Perché è importante non smettere di parlare di Patrick

Da qui possiamo capire benissimo l’importanza di non spegnere l’attenzione su Patrick Zaky, l’importanza di continuare a parlarne. Cresce la preoccupazione per il destino di questi che potremmo definire “prigionieri del regime di Al-Sisi” e ben 84 membri del Parlamento europeo, 138 membri di parlamenti nazionali europei e 56 membri delle due camere del Congresso Usa hanno sollecitato il presidente al-Sisi a porre fine all’ingiusto imprigionamento di difensori dei diritti umani, giornalisti, avvocati e attivisti politici finiti in carcere solo per aver esercitato i loro diritti fondamentali.
Alcuni dei prigionieri menzionati dai parlamentari nelle loro lettere pubbliche come Ramy Shaath e Zyad el-Elaimy, sono detenuti senza processo da oltre un anno solo a causa del loro pacifico attivismo politico. Avvocati come Mohamed al-Baqer e Mahienour al-Massry pagano invece per aver difeso vittime di sparizione forzata e di detenzione arbitraria. Le lettere riportano i nomi anche di Esraa Abdel Fattah, Solafa Magdy, Hossam al-Sayyad e Mahmoud Hussein, giornalisti imprigionati per i contenuti critici dei loro articoli o delle loro opinioni, e includono anche i ricercatori sui diritti umani Patrick Zaky e Ibrahim Ezz el-Din, che si trovano in detenzione preventiva a dimostrazione della politica di “tolleranza zero” nei confronti dell’attivismo per i diritti umani.

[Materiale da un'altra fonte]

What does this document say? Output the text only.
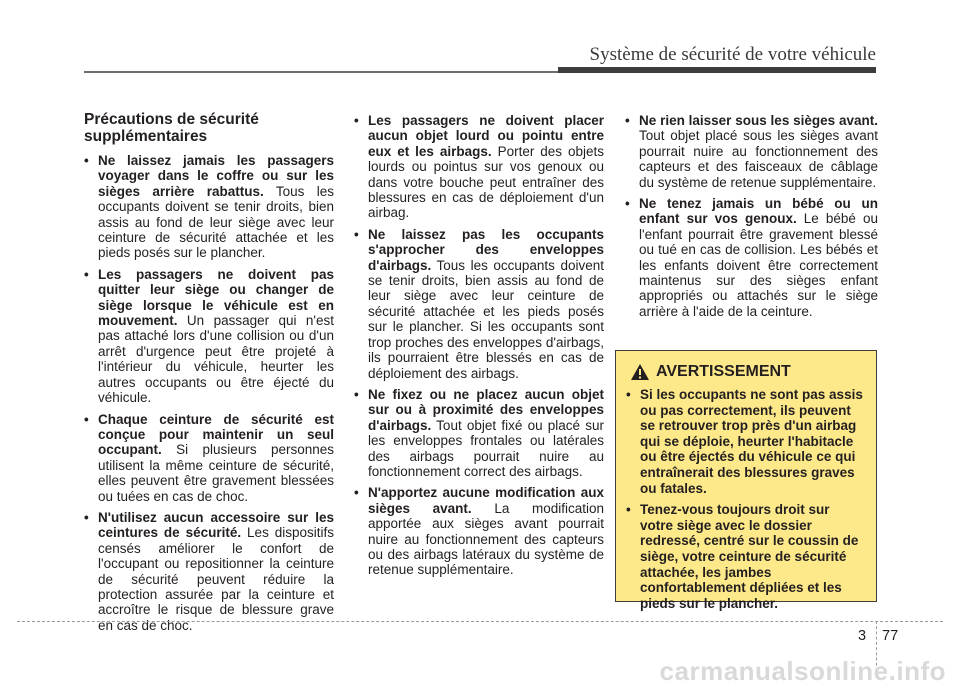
Système de sécurité de votre véhicule
Précautions de sécurité supplémentaires
• Ne laissez jamais les passagers voyager dans le coffre ou sur les sièges arrière rabattus. Tous les occupants doivent se tenir droits, bien assis au fond de leur siège avec leur ceinture de sécurité attachée et les pieds posés sur le plancher.
• Les passagers ne doivent pas quitter leur siège ou changer de siège lorsque le véhicule est en mouvement. Un passager qui n'est pas attaché lors d'une collision ou d'un arrêt d'urgence peut être projeté à l'intérieur du véhicule, heurter les autres occupants ou être éjecté du véhicule.
• Chaque ceinture de sécurité est conçue pour maintenir un seul occupant. Si plusieurs personnes utilisent la même ceinture de sécurité, elles peuvent être gravement blessées ou tuées en cas de choc.
• N'utilisez aucun accessoire sur les ceintures de sécurité. Les dispositifs censés améliorer le confort de l'occupant ou repositionner la ceinture de sécurité peuvent réduire la protection assurée par la ceinture et accroître le risque de blessure grave en cas de choc.
• Les passagers ne doivent placer aucun objet lourd ou pointu entre eux et les airbags. Porter des objets lourds ou pointus sur vos genoux ou dans votre bouche peut entraîner des blessures en cas de déploiement d'un airbag.
• Ne laissez pas les occupants s'approcher des enveloppes d'airbags. Tous les occupants doivent se tenir droits, bien assis au fond de leur siège avec leur ceinture de sécurité attachée et les pieds posés sur le plancher. Si les occupants sont trop proches des enveloppes d'airbags, ils pourraient être blessés en cas de déploiement des airbags.
• Ne fixez ou ne placez aucun objet sur ou à proximité des enveloppes d'airbags. Tout objet fixé ou placé sur les enveloppes frontales ou latérales des airbags pourrait nuire au fonctionnement correct des airbags.
• N'apportez aucune modification aux sièges avant. La modification apportée aux sièges avant pourrait nuire au fonctionnement des capteurs ou des airbags latéraux du système de retenue supplémentaire.
• Ne rien laisser sous les sièges avant. Tout objet placé sous les sièges avant pourrait nuire au fonctionnement des capteurs et des faisceaux de câblage du système de retenue supplémentaire.
• Ne tenez jamais un bébé ou un enfant sur vos genoux. Le bébé ou l'enfant pourrait être gravement blessé ou tué en cas de collision. Les bébés et les enfants doivent être correctement maintenus sur des sièges enfant appropriés ou attachés sur le siège arrière à l'aide de la ceinture.
AVERTISSEMENT
• Si les occupants ne sont pas assis ou pas correctement, ils peuvent se retrouver trop près d'un airbag qui se déploie, heurter l'habitacle ou être éjectés du véhicule ce qui entraînerait des blessures graves ou fatales.
• Tenez-vous toujours droit sur votre siège avec le dossier redressé, centré sur le coussin de siège, votre ceinture de sécurité attachée, les jambes confortablement dépliées et les pieds sur le plancher.
3 77
carmanualsonline.info
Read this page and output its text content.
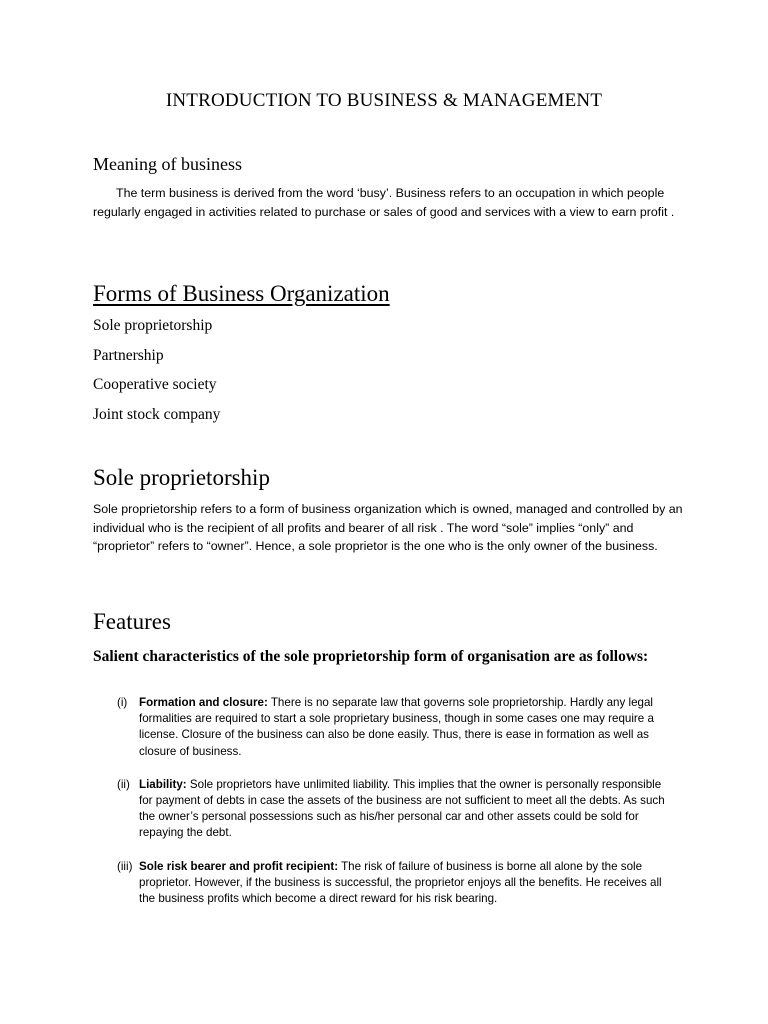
INTRODUCTION TO BUSINESS & MANAGEMENT
Meaning of business

The term business is derived from the word ‘busy’. Business refers to an occupation in which people regularly engaged in activities related to purchase or sales of good and services with a view to earn profit .

Forms of Business Organization
Sole proprietorship
Partnership
Cooperative society
Joint stock company
Sole proprietorship

Sole proprietorship refers to a form of business organization which is owned, managed and controlled by an individual who is the recipient of all profits and bearer of all risk . The word “sole” implies “only” and “proprietor” refers to “owner”. Hence, a sole proprietor is the one who is the only owner of the business.

Features

Salient characteristics of the sole proprietorship form of organisation are as follows:

(i) Formation and closure: There is no separate law that governs sole proprietorship. Hardly any legal formalities are required to start a sole proprietary business, though in some cases one may require a license. Closure of the business can also be done easily. Thus, there is ease in formation as well as closure of business.
(ii) Liability: Sole proprietors have unlimited liability. This implies that the owner is personally responsible for payment of debts in case the assets of the business are not sufficient to meet all the debts. As such the owner’s personal possessions such as his/her personal car and other assets could be sold for repaying the debt.
(iii) Sole risk bearer and profit recipient: The risk of failure of business is borne all alone by the sole proprietor. However, if the business is successful, the proprietor enjoys all the benefits. He receives all the business profits which become a direct reward for his risk bearing.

La posizione del governo italiano

L’Italia potrebbe intervenire nella questione concedendo a Patrick la cittadinanza italiana ma purtroppo nonostante i numerosi appelli non si è mosso ancora nulla. Sta a noi continuare a parlare di Zaky, sta a noi fare la differenza, sta a noi non dimenticare Patrick e chiedere giorno dopo giorno al nostro governo una posizione netta. Per una volta invece che agli affari, pensiamo alla vita di un giovane ricercatore che studiava all’università di Bologna. Per me Patrick è già italiano e per voi?